Think of all the poors sods who don't want to be financial advisers but who have been in the industry for decades but don't have a degree. I know of high level techos who can't move or change employers to better themselves as they don't have a "recognised degree" as nobody knows what it is.

So, all this education for Financial Planner is aimed at making us all Ethical - like a lawyer.
Been a while since I can remember a Financial Planner causing client this much financial loss (see SMH article above).

The FASEA document is signed by two people, one a FP and from what I can tell they have no degree or masters qualifications.
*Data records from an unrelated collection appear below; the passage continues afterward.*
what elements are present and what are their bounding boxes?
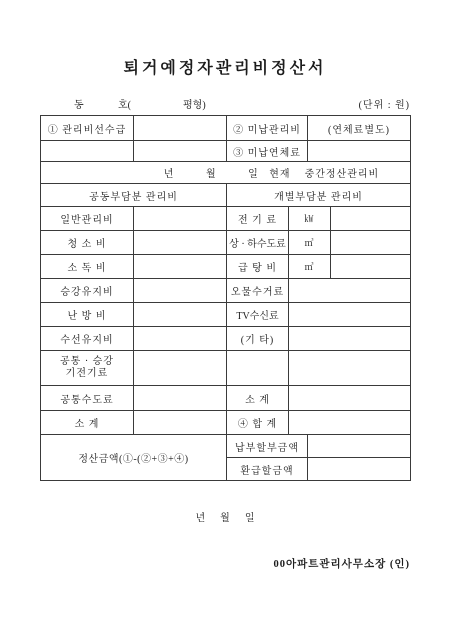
- amount-payable-value-cell: [308, 435, 411, 458]
- elevator-maint-fee-value-cell: [134, 279, 227, 303]
- waste-collection-fee-label: 오물수거료: [227, 279, 289, 303]
- cleaning-fee-label: 청 소 비: [41, 231, 134, 255]
- table-row: 소 계 ④ 합 계: [41, 411, 411, 435]
- water-sewage-fee-value-cell: [331, 231, 411, 255]
- common-charges-header: 공동부담분 관리비: [41, 184, 227, 207]
- amount-payable-label: 납부할부금액: [227, 435, 308, 458]
- empty-cell: [134, 141, 227, 162]
- tv-license-fee-value-cell: [289, 303, 411, 327]
- cleaning-fee-value-cell: [134, 231, 227, 255]
- disinfection-fee-label: 소 독 비: [41, 255, 134, 279]
- dong-label: 동: [74, 96, 84, 111]
- other-fee-label: (기 타): [227, 327, 289, 351]
- tv-license-fee-label: TV수신료: [227, 303, 289, 327]
- empty-cell: [227, 351, 289, 386]
- table-row: 수선유지비 (기 타): [41, 327, 411, 351]
- ho-label: 호(: [118, 96, 131, 111]
- electricity-fee-value-cell: [331, 207, 411, 231]
- waste-collection-fee-value-cell: [289, 279, 411, 303]
- grand-total-value-cell: [289, 411, 411, 435]
- table-row: 년 월 일 현재 중간정산관리비: [41, 162, 411, 184]
- repair-maint-fee-value-cell: [134, 327, 227, 351]
- common-elevator-electricity-label: 공통 · 승강 기전기료: [41, 351, 134, 386]
- empty-cell: [41, 141, 134, 162]
- hot-water-unit-label: ㎥: [289, 255, 331, 279]
- hot-water-fee-label: 급 탕 비: [227, 255, 289, 279]
- common-elevator-electricity-value-cell: [134, 351, 227, 386]
- interim-settlement-date-row: 년 월 일 현재 중간정산관리비: [41, 162, 411, 184]
- empty-cell: [289, 351, 411, 386]
- water-sewage-unit-label: ㎥: [289, 231, 331, 255]
- prepaid-mgmt-fee-label: ① 관리비선수급: [41, 116, 134, 141]
- common-water-fee-label: 공통수도료: [41, 386, 134, 411]
- table-row: 소 독 비 급 탕 비 ㎥: [41, 255, 411, 279]
- disinfection-fee-value-cell: [134, 255, 227, 279]
- prepaid-mgmt-fee-value-cell: [134, 116, 227, 141]
- building-unit-line: 동 호( 평형) (단위 : 원): [40, 96, 410, 110]
- unpaid-mgmt-fee-label: ② 미납관리비: [227, 116, 308, 141]
- table-row: 정산금액(①-(②+③+④) 납부할부금액: [41, 435, 411, 458]
- general-mgmt-fee-value-cell: [134, 207, 227, 231]
- table-row: 공통수도료 소 계: [41, 386, 411, 411]
- grand-total-label: ④ 합 계: [227, 411, 289, 435]
- other-fee-value-cell: [289, 327, 411, 351]
- common-elevator-electricity-line1: 공통 · 승강: [41, 356, 133, 369]
- electricity-fee-label: 전 기 료: [227, 207, 289, 231]
- individual-charges-header: 개별부담분 관리비: [227, 184, 411, 207]
- individual-subtotal-value-cell: [289, 386, 411, 411]
- table-row: 일반관리비 전 기 료 ㎾: [41, 207, 411, 231]
- page-title: 퇴거예정자관리비정산서: [0, 55, 450, 78]
- table-row: 난 방 비 TV수신료: [41, 303, 411, 327]
- common-elevator-electricity-line2: 기전기료: [41, 368, 133, 381]
- heating-fee-value-cell: [134, 303, 227, 327]
- unpaid-late-fee-value-cell: [308, 141, 411, 162]
- late-fee-separate-note: (연체료별도): [308, 116, 411, 141]
- table-row: ③ 미납연체료: [41, 141, 411, 162]
- individual-subtotal-label: 소 계: [227, 386, 289, 411]
- table-row: 청 소 비 상 · 하수도료 ㎥: [41, 231, 411, 255]
- pyeong-label: 평형): [183, 96, 206, 111]
- settlement-table: ① 관리비선수급 ② 미납관리비 (연체료별도) ③ 미납연체료 년 월 일 현…: [40, 115, 411, 481]
- elevator-maint-fee-label: 승강유지비: [41, 279, 134, 303]
- common-subtotal-label: 소 계: [41, 411, 134, 435]
- common-water-fee-value-cell: [134, 386, 227, 411]
- general-mgmt-fee-label: 일반관리비: [41, 207, 134, 231]
- repair-maint-fee-label: 수선유지비: [41, 327, 134, 351]
- hot-water-fee-value-cell: [331, 255, 411, 279]
- currency-unit-note: (단위 : 원): [359, 96, 410, 111]
- electricity-unit-label: ㎾: [289, 207, 331, 231]
- table-row: 공통 · 승강 기전기료: [41, 351, 411, 386]
- issue-date-line: 년 월 일: [0, 509, 450, 524]
- settlement-form-page: 퇴거예정자관리비정산서 동 호( 평형) (단위 : 원) ① 관리비선수급 ②…: [0, 0, 450, 636]
- settlement-amount-formula: 정산금액(①-(②+③+④): [41, 435, 227, 481]
- office-manager-signature-line: 00아파트관리사무소장 (인): [40, 556, 410, 571]
- common-subtotal-value-cell: [134, 411, 227, 435]
- heating-fee-label: 난 방 비: [41, 303, 134, 327]
- table-row: 승강유지비 오물수거료: [41, 279, 411, 303]
- amount-refundable-value-cell: [308, 458, 411, 481]
- unpaid-late-fee-label: ③ 미납연체료: [227, 141, 308, 162]
- water-sewage-fee-label: 상 · 하수도료: [227, 231, 289, 255]
- amount-refundable-label: 환급할금액: [227, 458, 308, 481]
- table-row: 공동부담분 관리비 개별부담분 관리비: [41, 184, 411, 207]
- table-row: ① 관리비선수급 ② 미납관리비 (연체료별도): [41, 116, 411, 141]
So the Board of FASEA contains an adviser, advising and governing on these important matters, signing off on key documents, who doesn't understand or who hasn't experienced academic study ( other than DFP) themselves. Happy to stand corrected but that is how it appears.

I love FASEA's disclaimer - I don't believe Dover went this fare. Real ethical stuff from FASEA.
Disclaimer and copyright.
While FASEA endeavours to ensure the quality of
this publication, it does not accept any responsibility
for the accuracy, completeness or currency of the
material included in this publication and will not be
liable for any loss or damage arising out of any use
of, or reliance on, this publication.
© Financial Adviser Standards and Ethics Authority
Source FASEA PF001 Education Pathways Policy January 2019.